Outcome-Based Acquisition

Source: Shutterstock
Source: Shutterstock

Posted: March 14, 2016 | By: Roger Stewart


The Government Auditing Office (GAO) Study of leading companies [6] found that “software developers and acquirers all use three fundamental management strategies to ensure the delivery of high-quality products that are on time and within budget:

  1. Working in an evolutionary environment,
  2. Following disciplined development processes,
  3. Collecting and analyzing meaningful metrics to measure progress.”


Figure 2: Enablers for Outcome-Based Acquisition

These management strategies also form the basis of the DoD’s Data and Analysis Center for Software (DACS) Gold Standard for Software Acquisition [7].

The availability of 1) the 2008 updated Inspection Standard, 2) Computerized Inspection tools in 2009, 3) the Inspection Compliance Matrix in 2010 along with mitigation of the ten most common  Inspection pitfalls in 2007 now provide the capabilities to implement Outcome-Based Acquisition (figure 2).

We will examine these capabilities and see how they converge to provide an auditable and actionable outcome-based acquisition process for delivering high quality products on time and within budget.

1) IEEE Inspection Standard 1028™-2008 (Section 6) [3]

The management strategy of having a disciplined development process – is satisfied by the latest IEEE Inspection Standard which was updated and released in August 2008. The standard specifies formal software Inspections in enhanced and verifiable processes, guidelines, and measurements.

Before continuing, we need to understand the role of Process Assessments (e.g., CMM®, CMMI®).  A report of the Defense Science Board [8] observed that “Process Assessments by themselves do not examine the outputs of any development effort and are therefore silent with respect to the quality attributes of any particular product. A positive Process Assessment finding lowers the risk that an organization will produce a low quality product but the [actual] quality of the product itself must be assessed usingother methods.”

It is well established that the most effective Product Assessment method available is formal Inspections. Inspections are used to examine work products, such as requirements, design, and code, during development. “The data in support of the quality, cost, and schedule impact of [formal] Inspections is overwhelming. They are an indispensable part of engineering high-quality software” [9].  And formal Inspections are also a DACS Software Acquisition Gold Practice [10].  Inspections complying with the 2008 updated Inspection Standard are the most rigorous and effective means of ‘peer review’, a generic phrase representing a wide variety of review techniques and resulting effectiveness.

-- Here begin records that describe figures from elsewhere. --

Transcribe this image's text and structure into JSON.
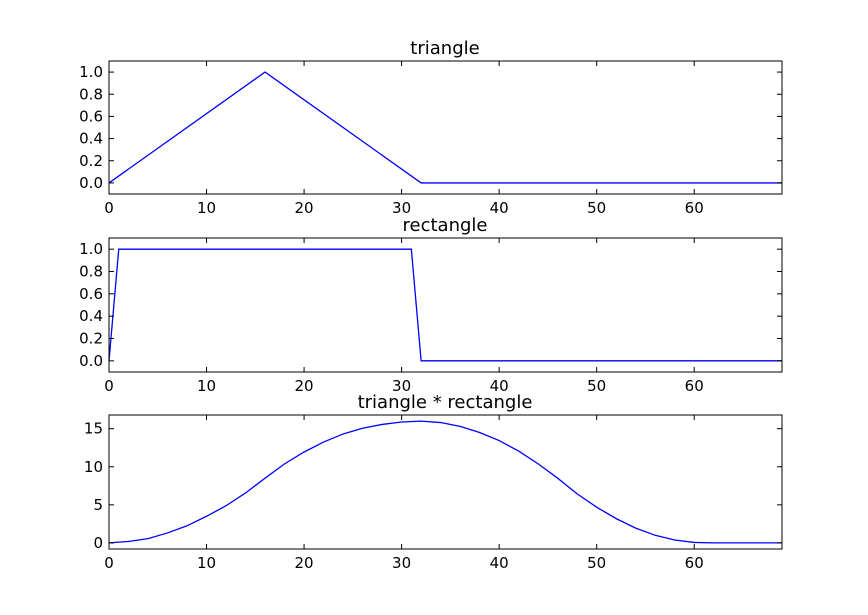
{
  "chart_data": [
    {
      "type": "line",
      "title": "triangle",
      "xlim": [
        0,
        69
      ],
      "ylim": [
        -0.1,
        1.1
      ],
      "xticks": [
        "0",
        "10",
        "20",
        "30",
        "40",
        "50",
        "60"
      ],
      "yticks": [
        "0.0",
        "0.2",
        "0.4",
        "0.6",
        "0.8",
        "1.0"
      ],
      "series": [
        {
          "x": [
            0,
            16,
            32,
            69
          ],
          "y": [
            0.0,
            1.0,
            0.0,
            0.0
          ]
        }
      ],
      "grid": false
    },
    {
      "type": "line",
      "title": "rectangle",
      "xlim": [
        0,
        69
      ],
      "ylim": [
        -0.1,
        1.1
      ],
      "xticks": [
        "0",
        "10",
        "20",
        "30",
        "40",
        "50",
        "60"
      ],
      "yticks": [
        "0.0",
        "0.2",
        "0.4",
        "0.6",
        "0.8",
        "1.0"
      ],
      "series": [
        {
          "x": [
            0,
            1,
            31,
            32,
            69
          ],
          "y": [
            0.0,
            1.0,
            1.0,
            0.0,
            0.0
          ]
        }
      ],
      "grid": false
    },
    {
      "type": "line",
      "title": "triangle * rectangle",
      "xlim": [
        0,
        69
      ],
      "ylim": [
        -0.8,
        16.8
      ],
      "xticks": [
        "0",
        "10",
        "20",
        "30",
        "40",
        "50",
        "60"
      ],
      "yticks": [
        "0",
        "5",
        "10",
        "15"
      ],
      "series": [
        {
          "x": [
            0,
            2,
            4,
            6,
            8,
            10,
            12,
            14,
            16,
            18,
            20,
            22,
            24,
            26,
            28,
            30,
            32,
            34,
            36,
            38,
            40,
            42,
            44,
            46,
            48,
            50,
            52,
            54,
            56,
            58,
            60,
            62,
            63,
            64,
            66,
            69
          ],
          "y": [
            0.0,
            0.19,
            0.56,
            1.31,
            2.25,
            3.5,
            4.88,
            6.56,
            8.5,
            10.38,
            11.94,
            13.25,
            14.31,
            15.06,
            15.56,
            15.88,
            16.0,
            15.81,
            15.31,
            14.5,
            13.44,
            12.06,
            10.38,
            8.5,
            6.44,
            4.69,
            3.19,
            1.94,
            1.0,
            0.38,
            0.06,
            0.0,
            0.0,
            0.0,
            0.0,
            0.0
          ]
        }
      ],
      "grid": false
    }
  ]
}
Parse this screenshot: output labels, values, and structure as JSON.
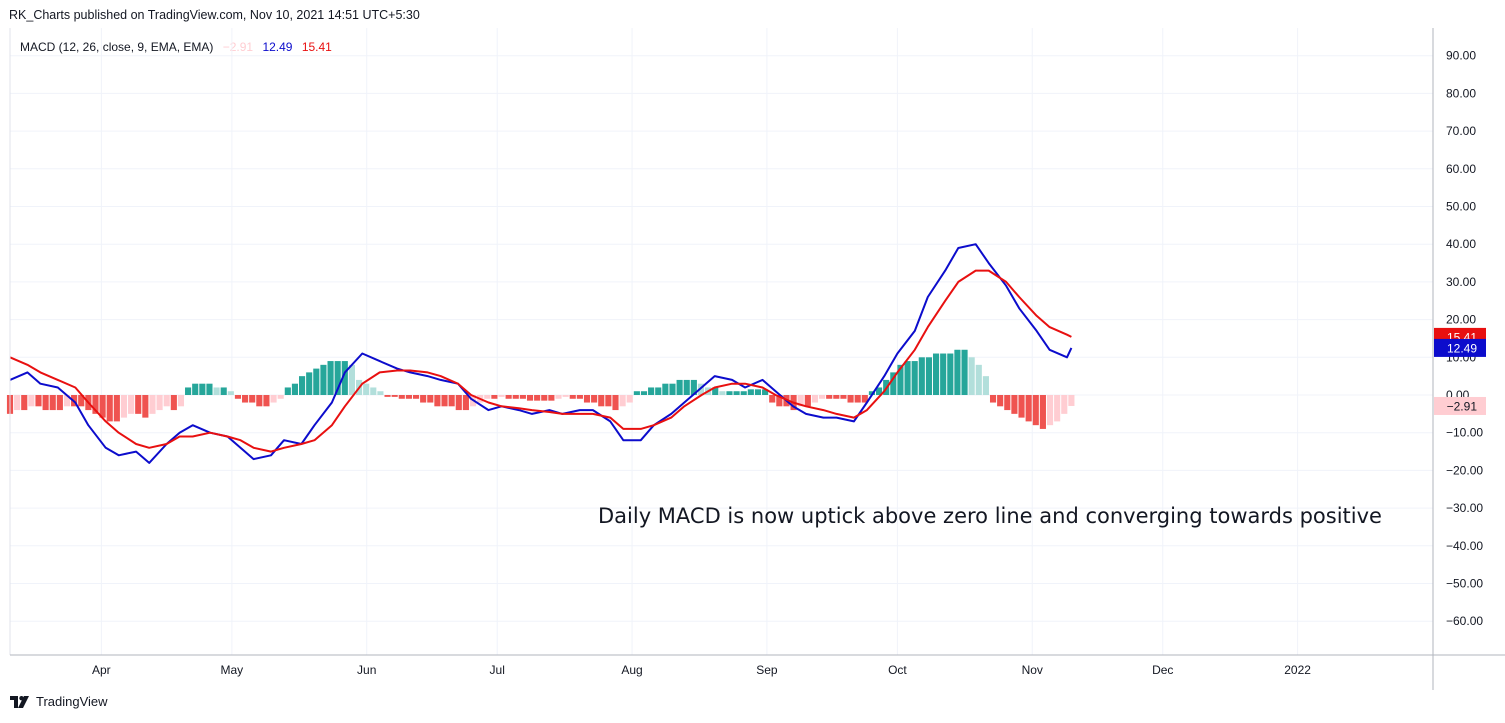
{
  "header": {
    "publisher_text": "RK_Charts published on TradingView.com, Nov 10, 2021 14:51 UTC+5:30"
  },
  "legend": {
    "indicator": "MACD (12, 26, close, 9, EMA, EMA)",
    "histogram_value": "−2.91",
    "macd_value": "12.49",
    "signal_value": "15.41"
  },
  "annotation": "Daily  MACD is now uptick above zero line and converging towards positive",
  "footer": {
    "brand": "TradingView"
  },
  "colors": {
    "macd_line": "#0c0ccc",
    "signal_line": "#e81010",
    "hist_pos_strong": "#26a69a",
    "hist_pos_weak": "#b2dfdb",
    "hist_neg_strong": "#ef5350",
    "hist_neg_weak": "#ffcdd2"
  },
  "icons": {
    "logo": "tradingview-logo-icon"
  },
  "chart_data": {
    "type": "line",
    "title": "",
    "xlabel": "",
    "ylabel": "",
    "x_ticks": [
      "Apr",
      "May",
      "Jun",
      "Jul",
      "Aug",
      "Sep",
      "Oct",
      "Nov",
      "Dec",
      "2022"
    ],
    "y_ticks": [
      "90.00",
      "80.00",
      "70.00",
      "60.00",
      "50.00",
      "40.00",
      "30.00",
      "20.00",
      "10.00",
      "0.00",
      "−10.00",
      "−20.00",
      "−30.00",
      "−40.00",
      "−50.00",
      "−60.00"
    ],
    "ylim": [
      -68,
      96
    ],
    "grid": true,
    "price_labels": [
      {
        "text": "15.41",
        "value": 15.41,
        "color": "#e81010"
      },
      {
        "text": "12.49",
        "value": 12.49,
        "color": "#0c0ccc"
      },
      {
        "text": "−2.91",
        "value": -2.91,
        "color": "#ffcdd2"
      }
    ],
    "series": [
      {
        "name": "MACD",
        "color": "#0c0ccc",
        "points": [
          [
            "2021-03-11",
            4
          ],
          [
            "2021-03-15",
            6
          ],
          [
            "2021-03-18",
            3
          ],
          [
            "2021-03-22",
            2
          ],
          [
            "2021-03-26",
            -2
          ],
          [
            "2021-03-29",
            -8
          ],
          [
            "2021-04-02",
            -14
          ],
          [
            "2021-04-05",
            -16
          ],
          [
            "2021-04-09",
            -15
          ],
          [
            "2021-04-12",
            -18
          ],
          [
            "2021-04-16",
            -13
          ],
          [
            "2021-04-19",
            -10
          ],
          [
            "2021-04-22",
            -8
          ],
          [
            "2021-04-26",
            -10
          ],
          [
            "2021-04-30",
            -11
          ],
          [
            "2021-05-03",
            -14
          ],
          [
            "2021-05-06",
            -17
          ],
          [
            "2021-05-10",
            -16
          ],
          [
            "2021-05-13",
            -12
          ],
          [
            "2021-05-17",
            -13
          ],
          [
            "2021-05-20",
            -8
          ],
          [
            "2021-05-24",
            -2
          ],
          [
            "2021-05-27",
            6
          ],
          [
            "2021-05-31",
            11
          ],
          [
            "2021-06-04",
            9
          ],
          [
            "2021-06-08",
            7
          ],
          [
            "2021-06-11",
            6
          ],
          [
            "2021-06-15",
            5
          ],
          [
            "2021-06-18",
            4
          ],
          [
            "2021-06-22",
            3
          ],
          [
            "2021-06-25",
            -1
          ],
          [
            "2021-06-29",
            -4
          ],
          [
            "2021-07-02",
            -3
          ],
          [
            "2021-07-06",
            -4
          ],
          [
            "2021-07-09",
            -5
          ],
          [
            "2021-07-13",
            -4
          ],
          [
            "2021-07-16",
            -5
          ],
          [
            "2021-07-20",
            -4
          ],
          [
            "2021-07-23",
            -4
          ],
          [
            "2021-07-27",
            -7
          ],
          [
            "2021-07-30",
            -12
          ],
          [
            "2021-08-03",
            -12
          ],
          [
            "2021-08-06",
            -8
          ],
          [
            "2021-08-10",
            -5
          ],
          [
            "2021-08-13",
            -2
          ],
          [
            "2021-08-17",
            2
          ],
          [
            "2021-08-20",
            5
          ],
          [
            "2021-08-24",
            4
          ],
          [
            "2021-08-27",
            2
          ],
          [
            "2021-08-31",
            4
          ],
          [
            "2021-09-03",
            1
          ],
          [
            "2021-09-07",
            -3
          ],
          [
            "2021-09-10",
            -5
          ],
          [
            "2021-09-14",
            -6
          ],
          [
            "2021-09-17",
            -6
          ],
          [
            "2021-09-21",
            -7
          ],
          [
            "2021-09-24",
            -2
          ],
          [
            "2021-09-28",
            5
          ],
          [
            "2021-10-01",
            11
          ],
          [
            "2021-10-05",
            17
          ],
          [
            "2021-10-08",
            26
          ],
          [
            "2021-10-12",
            33
          ],
          [
            "2021-10-15",
            39
          ],
          [
            "2021-10-19",
            40
          ],
          [
            "2021-10-22",
            35
          ],
          [
            "2021-10-26",
            29
          ],
          [
            "2021-10-29",
            23
          ],
          [
            "2021-11-02",
            17
          ],
          [
            "2021-11-05",
            12
          ],
          [
            "2021-11-09",
            10
          ],
          [
            "2021-11-10",
            12.49
          ]
        ]
      },
      {
        "name": "Signal",
        "color": "#e81010",
        "points": [
          [
            "2021-03-11",
            10
          ],
          [
            "2021-03-15",
            8
          ],
          [
            "2021-03-18",
            6
          ],
          [
            "2021-03-22",
            4
          ],
          [
            "2021-03-26",
            2
          ],
          [
            "2021-03-29",
            -2
          ],
          [
            "2021-04-02",
            -7
          ],
          [
            "2021-04-05",
            -10
          ],
          [
            "2021-04-09",
            -13
          ],
          [
            "2021-04-12",
            -14
          ],
          [
            "2021-04-16",
            -13
          ],
          [
            "2021-04-19",
            -11
          ],
          [
            "2021-04-22",
            -11
          ],
          [
            "2021-04-26",
            -10
          ],
          [
            "2021-04-30",
            -11
          ],
          [
            "2021-05-03",
            -12
          ],
          [
            "2021-05-06",
            -14
          ],
          [
            "2021-05-10",
            -15
          ],
          [
            "2021-05-13",
            -14
          ],
          [
            "2021-05-17",
            -13
          ],
          [
            "2021-05-20",
            -12
          ],
          [
            "2021-05-24",
            -8
          ],
          [
            "2021-05-27",
            -3
          ],
          [
            "2021-05-31",
            3
          ],
          [
            "2021-06-04",
            6
          ],
          [
            "2021-06-08",
            6.5
          ],
          [
            "2021-06-11",
            6.5
          ],
          [
            "2021-06-15",
            6
          ],
          [
            "2021-06-18",
            5
          ],
          [
            "2021-06-22",
            3
          ],
          [
            "2021-06-25",
            0
          ],
          [
            "2021-06-29",
            -2
          ],
          [
            "2021-07-02",
            -3
          ],
          [
            "2021-07-06",
            -3.5
          ],
          [
            "2021-07-09",
            -4
          ],
          [
            "2021-07-13",
            -4.5
          ],
          [
            "2021-07-16",
            -5
          ],
          [
            "2021-07-20",
            -5
          ],
          [
            "2021-07-23",
            -5
          ],
          [
            "2021-07-27",
            -6
          ],
          [
            "2021-07-30",
            -9
          ],
          [
            "2021-08-03",
            -9
          ],
          [
            "2021-08-06",
            -8
          ],
          [
            "2021-08-10",
            -6
          ],
          [
            "2021-08-13",
            -3
          ],
          [
            "2021-08-17",
            0
          ],
          [
            "2021-08-20",
            2
          ],
          [
            "2021-08-24",
            3
          ],
          [
            "2021-08-27",
            3
          ],
          [
            "2021-08-31",
            2
          ],
          [
            "2021-09-03",
            0
          ],
          [
            "2021-09-07",
            -2
          ],
          [
            "2021-09-10",
            -3
          ],
          [
            "2021-09-14",
            -4
          ],
          [
            "2021-09-17",
            -5
          ],
          [
            "2021-09-21",
            -6
          ],
          [
            "2021-09-24",
            -4
          ],
          [
            "2021-09-28",
            1
          ],
          [
            "2021-10-01",
            6
          ],
          [
            "2021-10-05",
            12
          ],
          [
            "2021-10-08",
            18
          ],
          [
            "2021-10-12",
            25
          ],
          [
            "2021-10-15",
            30
          ],
          [
            "2021-10-19",
            33
          ],
          [
            "2021-10-22",
            33
          ],
          [
            "2021-10-26",
            30
          ],
          [
            "2021-10-29",
            26
          ],
          [
            "2021-11-02",
            21
          ],
          [
            "2021-11-05",
            18
          ],
          [
            "2021-11-09",
            16
          ],
          [
            "2021-11-10",
            15.41
          ]
        ]
      }
    ],
    "histogram": {
      "name": "Histogram",
      "start": "2021-03-11",
      "end": "2021-11-10",
      "values": [
        -5,
        -4,
        -4,
        -3,
        -3,
        -4,
        -4,
        -4,
        -3,
        -3,
        -3,
        -4,
        -5,
        -6,
        -7,
        -7,
        -6,
        -5,
        -5,
        -6,
        -5,
        -4,
        -3,
        -4,
        -3,
        2,
        3,
        3,
        3,
        2,
        2,
        1,
        -1,
        -2,
        -2,
        -3,
        -3,
        -2,
        -1,
        2,
        3,
        5,
        6,
        7,
        8,
        9,
        9,
        9,
        8,
        4,
        3,
        2,
        1,
        -0.5,
        -0.5,
        -1,
        -1,
        -1,
        -2,
        -2,
        -3,
        -3,
        -3,
        -4,
        -4,
        -3,
        -2,
        -1,
        -1,
        -0.5,
        -1,
        -1,
        -1,
        -1.5,
        -1.5,
        -1.5,
        -1.5,
        -1,
        -0.5,
        -1,
        -1,
        -2,
        -2,
        -3,
        -3,
        -4,
        -3,
        -2,
        1,
        1,
        2,
        2,
        3,
        3,
        4,
        4,
        4,
        3,
        2,
        2,
        1,
        1,
        1,
        1,
        1.5,
        1.5,
        1.5,
        -2,
        -3,
        -3,
        -4,
        -3,
        -3,
        -2,
        -1,
        -1,
        -1,
        -1,
        -2,
        -2,
        -2,
        1,
        2,
        4,
        6,
        8,
        9,
        9,
        10,
        10,
        11,
        11,
        11,
        12,
        12,
        10,
        8,
        5,
        -2,
        -3,
        -4,
        -5,
        -6,
        -7,
        -8,
        -9,
        -8,
        -7,
        -5,
        -2.91
      ]
    }
  }
}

IEEE Inspection Standard 1028™-2008 states that the purpose of Inspections is to detect and remove software product anomalies and Inspections are systematic peer examinations that do one or more of the following:

  1. Verify that the software product satisfies its specifications
  2. Verify that the software product exhibits specified quality attributes
  3. Verify that the software product conforms to applicable regulations, standards, guidelines, plans, specifications, and procedures
  4. Collect software engineering data (for example, anomaly and effort data)
  5. Provide the collected software engineering data that may be used to improve the Inspection process itself and the activities used to produce software products
  6. Use the [software engineering] data as input to project management decisions as appropriate

The 2008 Inspection Standard provides comprehensive and detailed criteria against which to measure Inspection execution compliance – a key element of a disciplined development process.  However, while formal Inspections have been shown to be highly effective in a disciplined development environment, they must have the proper infrastructure support and upper management’s ongoing adherence to Inspection pitfall prevention techniques to be successfully implemented and sustained.  Upper management’s responsibilities for mitigation of Inspection pitfalls can be found in our earlier CrossTalk article [11].

Software Inspections are critical for outcome-based acquisition.   Inspections are the best monitoring / “other” method referred to in the Defense Science Board report [8] for ensuring, throughout development, that:

  • success is being achieved
  • the software will be capable of performing the required functions
  • the software is delivered according to schedule, including short-term milestones

A development environment with defined end-state requirements including defined increments accommodates using Inspections to verify requirements, design, system interfaces and other defining material (e.g., Statements of Work). These up-front activities are where the majority of defects (~80%) are historically introduced into a software product [12, 13].